The March 19 ruling in Flowers Title Company v. Bessent held that the rule was unlawful and ordered it vacated, even though it took effect on March 1.
At first glance, that sounds simple. If the rule has been vacated, reporting stops.
But the bigger issue is what happens next.
Two other district courts, one in North Texas and one in Florida, have reached different conclusions on FinCEN’s authority, and have said that FinCEN’s Residential Real Estate Reporting Rule is lawful and is enforceable. That split makes an appeal likely, even if the timing is unclear.
Parallels can be drawn to the Corporate Transparency Act (CTA) litigation in 2024 and 2025, as a reminder that things can change quickly. In that case, the same East Texas court found the CTA unconstitutional, but a higher court stepped in and put it back into effect while the case continued. That happened within weeks.

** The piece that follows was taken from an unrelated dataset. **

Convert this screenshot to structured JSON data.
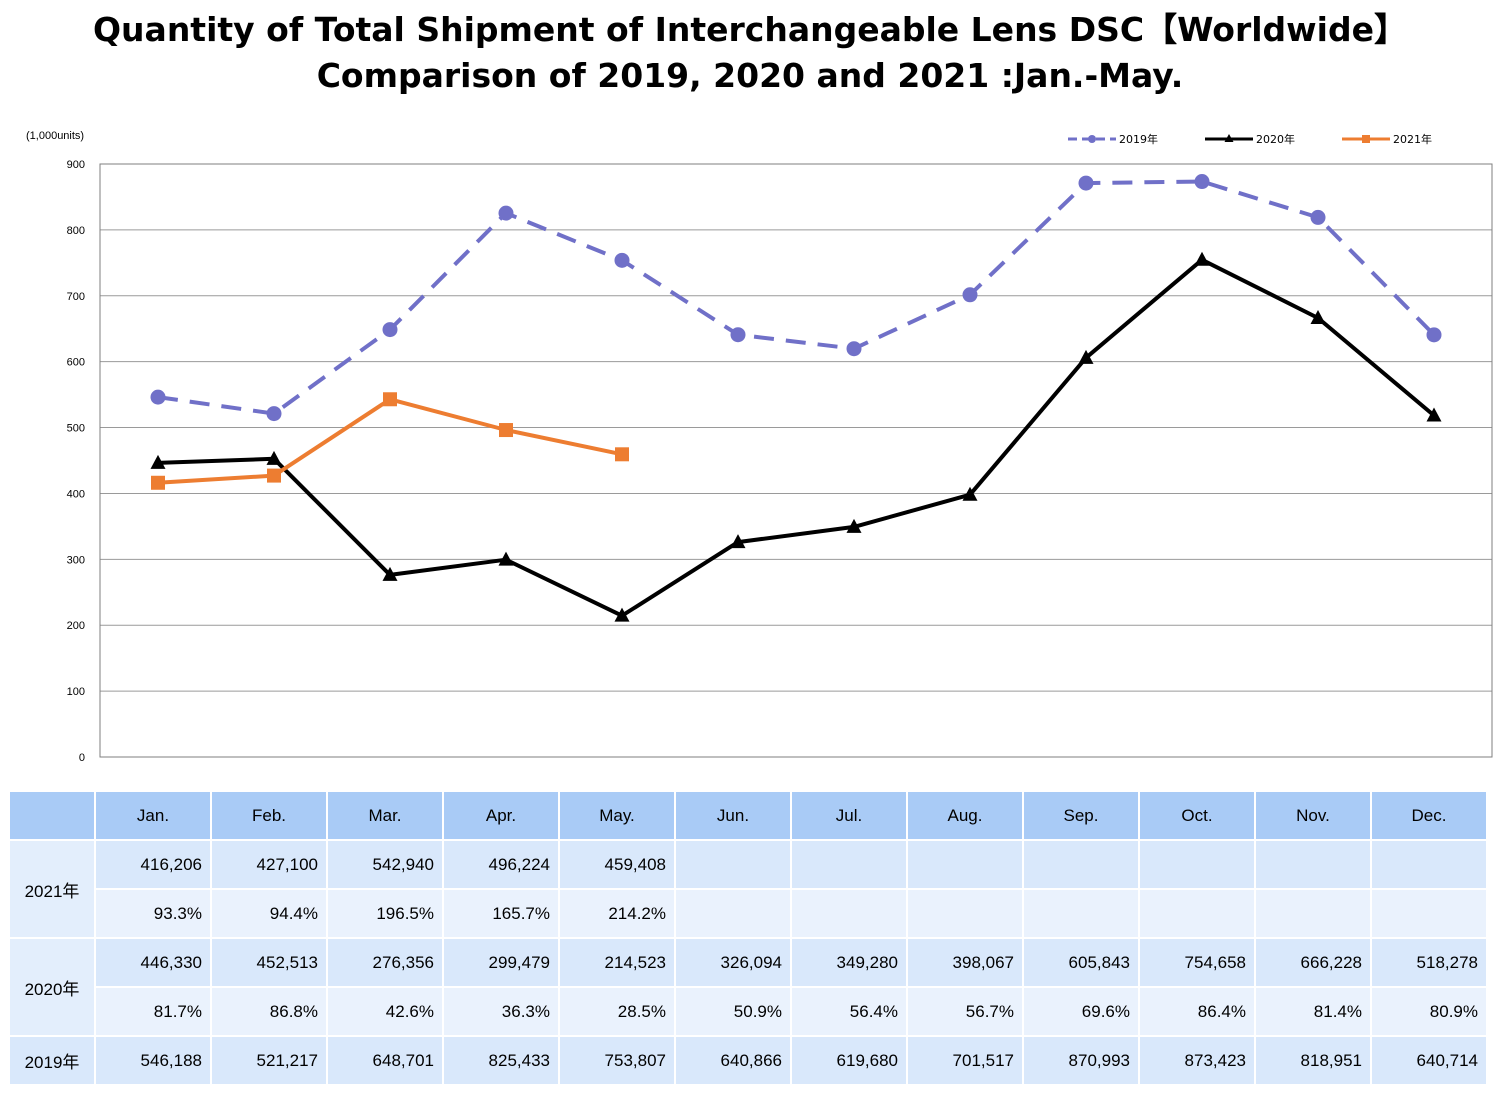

For title companies, the parralles to the CTA create a real operational challenge. Many have already built processes to identify reportable transactions, collect information, and prepare for reporting. If they stop now, they may have to restart quickly. If they keep those processes in place, they may be continuing work that is not currently required.
That is why this is becoming less of a simple legal update and more of a risk assessment decision.

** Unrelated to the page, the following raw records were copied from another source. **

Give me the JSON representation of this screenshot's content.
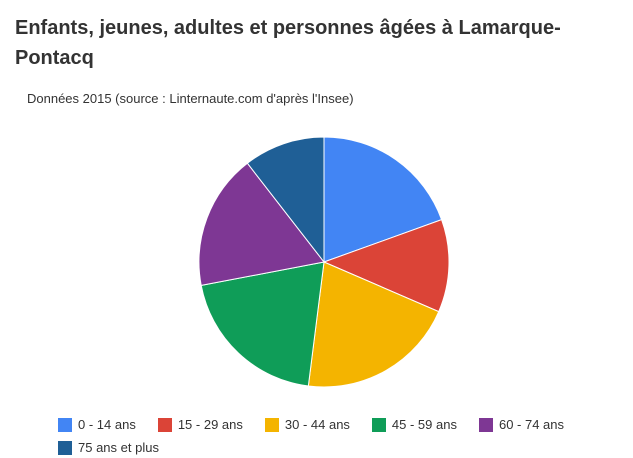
{
  "page": {
    "title": "Enfants, jeunes, adultes et personnes âgées à Lamarque-Pontacq",
    "subtitle": "Données 2015 (source : Linternaute.com d'après l'Insee)"
  },
  "chart_data": {
    "type": "pie",
    "title": "Enfants, jeunes, adultes et personnes âgées à Lamarque-Pontacq",
    "subtitle": "Données 2015 (source : Linternaute.com d'après l'Insee)",
    "legend_position": "bottom",
    "slices": [
      {
        "label": "0 - 14 ans",
        "value": 19.5,
        "color": "#4285f4"
      },
      {
        "label": "15 - 29 ans",
        "value": 12.0,
        "color": "#db4437"
      },
      {
        "label": "30 - 44 ans",
        "value": 20.5,
        "color": "#f4b400"
      },
      {
        "label": "45 - 59 ans",
        "value": 20.0,
        "color": "#0f9d58"
      },
      {
        "label": "60 - 74 ans",
        "value": 17.5,
        "color": "#7e3794"
      },
      {
        "label": "75 ans et plus",
        "value": 10.5,
        "color": "#1f5f96"
      }
    ]
  }
}
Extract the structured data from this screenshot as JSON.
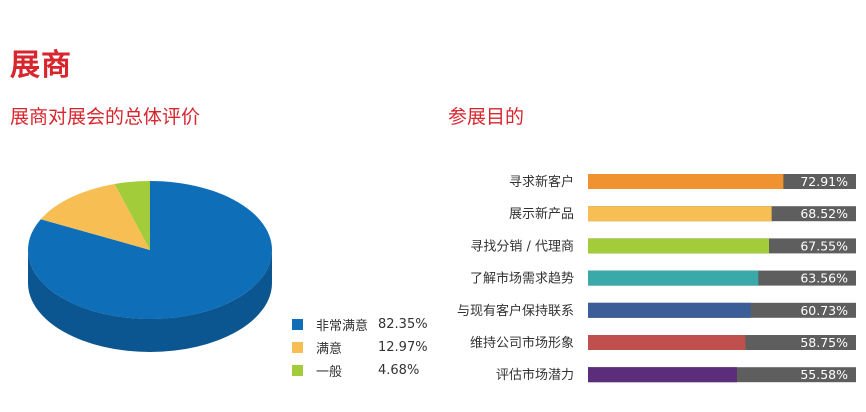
{
  "page": {
    "title": "展商"
  },
  "chart_data": [
    {
      "type": "pie",
      "title": "展商对展会的总体评价",
      "slices": [
        {
          "label": "非常满意",
          "value": 82.35,
          "value_label": "82.35%",
          "color": "#0e6eb8"
        },
        {
          "label": "满意",
          "value": 12.97,
          "value_label": "12.97%",
          "color": "#f6be53"
        },
        {
          "label": "一般",
          "value": 4.68,
          "value_label": "4.68%",
          "color": "#a2cc3a"
        }
      ],
      "legend_position": "bottom-right",
      "style": "3d"
    },
    {
      "type": "bar",
      "orientation": "horizontal",
      "title": "参展目的",
      "xlim": [
        0,
        100
      ],
      "track_color": "#5e5e5e",
      "categories": [
        {
          "label": "寻求新客户",
          "value": 72.91,
          "value_label": "72.91%",
          "color": "#f0922f"
        },
        {
          "label": "展示新产品",
          "value": 68.52,
          "value_label": "68.52%",
          "color": "#f6be53"
        },
        {
          "label": "寻找分销 / 代理商",
          "value": 67.55,
          "value_label": "67.55%",
          "color": "#a2cc3a"
        },
        {
          "label": "了解市场需求趋势",
          "value": 63.56,
          "value_label": "63.56%",
          "color": "#3aa9a9"
        },
        {
          "label": "与现有客户保持联系",
          "value": 60.73,
          "value_label": "60.73%",
          "color": "#3b5e99"
        },
        {
          "label": "维持公司市场形象",
          "value": 58.75,
          "value_label": "58.75%",
          "color": "#c0504d"
        },
        {
          "label": "评估市场潜力",
          "value": 55.58,
          "value_label": "55.58%",
          "color": "#5c2d7a"
        }
      ]
    }
  ]
}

Some companies may decide to stop collecting and reporting unless and until FinCEN or a higher court says otherwise. Others may choose to continue collecting and reporting pursuant to FinCEN’s Residential Real Estate Reporting Rule until further guidance is received from FinCEN.
For Realtors, the impact is indirect but still important. Changes in title company compliance procedures can affect transaction timelines, documentation, and client communication, especially in deals involving non-financed acquisitions by non-exempt entity or trust buyers.
From TTIC’s perspective, this is a fluid situation that deserves close attention rather than a rushed conclusion. Our underwriting counsel team is actively monitoring the courts, the appeal process, and any guidance that may follow, and we will provide updates and direction in a timely manner as developments unfold. If you have immediate questions or concerns about how this may affect your transactions or reporting processes, please contact your TTIC underwriting counsel team.
For now, the clearest takeaway is this: the rule has been vacated, but the situation could change quickly. Title companies should stay closely aligned with their underwriters and legal counsel in determining how to proceed.